Longtemps j’ai recherché les
intentions de l’auteur qui le premier composa le syntagme aujourd’hui si banal,
« économie politique ». Attesté au XVIe siècle, il circule
en toute normalité à la fin de l’Ancien Régime. Mais l’idée matérielle et
productive d’économie perd son innocence quand d’autres disciplines s’emparent
à leur tour du concept : la génération de l’entre-deux-guerres en multiplie les
applications physiques, cliniques et sémiotiques – celle de Freud
conceptualisant l’« économie psychique » et toutes ses équivoques, ou
celle de Georges Bataille découvrant l’« économie générale » qui inclut en
elle l’économie politique. Les économistes n’en restèrent pas moins fidèles aux
premiers présupposés de leur discipline : l’économie, algèbre des flux de
biens marchands dans le cadre national et entre les nations, étend au genre
humain dans son ensemble l’esprit comptable de l’entrepreneur vertueux, l’homo economicus imaginé par le XVIIIe
siècle. Cette économie-là ne reconnaît pas d’autre fin au labeur humain que la
mécanique d’un travail destinant tous ses produits finis au court terme de la
consommation immédiate et au long terme de sa reproduction élargie.

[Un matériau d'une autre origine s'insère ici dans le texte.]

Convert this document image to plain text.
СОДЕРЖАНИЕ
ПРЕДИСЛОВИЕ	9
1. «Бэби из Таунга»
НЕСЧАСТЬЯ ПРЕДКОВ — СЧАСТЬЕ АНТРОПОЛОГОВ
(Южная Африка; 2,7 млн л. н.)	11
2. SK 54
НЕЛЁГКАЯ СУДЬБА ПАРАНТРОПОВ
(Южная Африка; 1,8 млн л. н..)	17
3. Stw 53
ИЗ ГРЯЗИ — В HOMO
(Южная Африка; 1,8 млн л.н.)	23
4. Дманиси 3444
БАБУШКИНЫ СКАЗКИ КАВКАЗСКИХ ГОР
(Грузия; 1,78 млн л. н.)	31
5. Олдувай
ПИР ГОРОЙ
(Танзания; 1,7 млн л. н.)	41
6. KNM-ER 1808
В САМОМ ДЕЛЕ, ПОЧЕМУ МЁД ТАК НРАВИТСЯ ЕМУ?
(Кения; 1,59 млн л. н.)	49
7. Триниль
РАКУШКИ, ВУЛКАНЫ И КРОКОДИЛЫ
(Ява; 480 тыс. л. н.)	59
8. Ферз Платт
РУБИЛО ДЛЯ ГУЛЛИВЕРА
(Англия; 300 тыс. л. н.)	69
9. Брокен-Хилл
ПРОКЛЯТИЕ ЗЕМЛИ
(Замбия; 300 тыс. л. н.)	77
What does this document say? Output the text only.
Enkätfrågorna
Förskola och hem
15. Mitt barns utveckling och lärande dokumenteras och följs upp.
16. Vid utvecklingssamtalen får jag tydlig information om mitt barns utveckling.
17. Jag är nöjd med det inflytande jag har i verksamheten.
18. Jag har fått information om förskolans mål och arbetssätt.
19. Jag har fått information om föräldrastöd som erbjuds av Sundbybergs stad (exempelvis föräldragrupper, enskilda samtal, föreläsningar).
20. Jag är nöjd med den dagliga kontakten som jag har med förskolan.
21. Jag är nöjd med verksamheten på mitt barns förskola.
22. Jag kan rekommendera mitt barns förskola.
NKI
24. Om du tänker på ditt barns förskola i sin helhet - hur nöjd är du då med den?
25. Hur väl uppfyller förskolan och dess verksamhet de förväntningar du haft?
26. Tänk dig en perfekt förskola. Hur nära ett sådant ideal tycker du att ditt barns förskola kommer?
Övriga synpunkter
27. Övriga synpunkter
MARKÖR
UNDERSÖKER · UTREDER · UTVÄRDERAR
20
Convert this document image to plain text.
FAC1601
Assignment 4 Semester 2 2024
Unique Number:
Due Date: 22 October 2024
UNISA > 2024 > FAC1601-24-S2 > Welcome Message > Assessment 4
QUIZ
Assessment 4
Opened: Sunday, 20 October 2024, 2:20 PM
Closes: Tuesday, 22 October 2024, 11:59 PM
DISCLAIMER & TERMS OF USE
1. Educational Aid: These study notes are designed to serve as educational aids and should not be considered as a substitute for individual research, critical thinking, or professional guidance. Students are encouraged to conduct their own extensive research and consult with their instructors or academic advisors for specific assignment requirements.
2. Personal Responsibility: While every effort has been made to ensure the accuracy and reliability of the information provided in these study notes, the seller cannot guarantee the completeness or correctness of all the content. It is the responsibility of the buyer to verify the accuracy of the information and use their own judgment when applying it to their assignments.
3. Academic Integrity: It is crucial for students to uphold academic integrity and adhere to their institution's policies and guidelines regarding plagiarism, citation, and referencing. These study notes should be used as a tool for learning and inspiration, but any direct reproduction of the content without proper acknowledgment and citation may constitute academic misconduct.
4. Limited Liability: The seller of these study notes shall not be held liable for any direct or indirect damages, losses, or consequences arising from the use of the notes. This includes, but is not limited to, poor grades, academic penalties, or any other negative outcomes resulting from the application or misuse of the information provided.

L’anthropologie inhérente à cet économisme se donne certes l’image plus
extensive d’un homo faber s’outillant
au service de ses « besoins » et justifiant ainsi, dans l’histoire
générale de la nature, sa prééminence d’animal modificateur avisé et permanent
de son animalité industrieuse. Mais la philosophie spontanée des économistes ne
les rend pas pour autant sensibles à toutes les formes de rejet et de perversion de
cette rationalité ergonomique. Quand le sens de l’intérêt comptable devient une
passion fashionable, une discipline
universitaire susceptible d’un Nobel, il oublie que, comme toute passion, même
bourgeoise, celle-ci ne prospère qu’en persévérant dans son être de déraison
irrésistible et insatiable. Cet oubli a son prix.
Pour s’en
acquitter, les économistes ont dû passer coup sur coup deux compromis
inglorieux : d’abord, assister à l’encerclement de leurs doctrines par des
interprètes souvent étrangers au sérail et néanmoins esprits pénétrants (les
sociologues de l’économie, les historiens de l’économie, les psychologues de
l’économie) ; ensuite, contempler l’implosion de leur modèle premier, au
fur et à mesure que l’homo economicus se
voyait doubler par un homo ludens, ou
par un homme de désir, ou par un nihiliste maîtrisé retournant les puissances
de la séduction contre celles de la production. L’économie s’était promue
science à la fin de l’Ancien Régime en s’appropriant l’entendement statistique
popularisé par les Encyclopédistes. Elle avait pu ainsi refouler et masquer
efficacement toutes les manifestations de l’irrationalité immanente à
l’économie (car la condamnent à l’irrationalité l’impossibilité de définir sa finalité fondatrice :
l’empire des besoins et la maîtrise de cet empire, et celle de le distinguer de l’empire du désir). Mais
elle perdit ce pouvoir et sa force d’évidence dès que d’autres sciences de la
société purent décrire les effets insoupçonnés de la volonté d’irrationnel dans le lien social – y compris dans son
moment strictement économique.
Les
économistes sont bien loin d’avoir encore remboursé toute leur dette auprès des
sciences du symbolique. Quelle que soit la conjoncture dont ils garantissent
l’intelligibilité comme des prophètes interprètent les intentions d’un dieu
caché et irascible, l’audience dont ils jouissent ne saurait dissimuler que les
inquiète le sentiment d’un échec. Non pas le sentiment d’une erreur de
diagnostic ou de manœuvre à telle ou telle occasion, mais celui d’une faute : l’homo economicus fut un conte de fées à l’adresse de philanthropes
prosaïques et sentimentaux. Et c’est la vraie tragédie des Temps modernes que
d’avoir laissé choir la puissance symbolique du lien social dans les franges de
l’irrationnel prétendu où sa méconnaissance fait de lui une substance
explosive.
Que cet
explosif condense en lui quelque signification politique, et qu’il en crypte
les effets, la métaphore risquée ces jours-ci par un expert en économie
politique nous en confirme la présence et le projet : « Une grosse
économie moderne se conduit donc comme un char d’assaut, en maniant les manettes
“à contre” : pour la mettre dans la bonne direction, il faut à la fois
pousser d’un côté et freiner de l’autre » (S.-Ch. Kolm, Commentaire 138, p. 358) L’arme lourde ici
évoquée ne figure pas tant l’ordinaire du politique que les limites de sa
capacité à rationaliser la violence et son refus d’en faire l’aveu.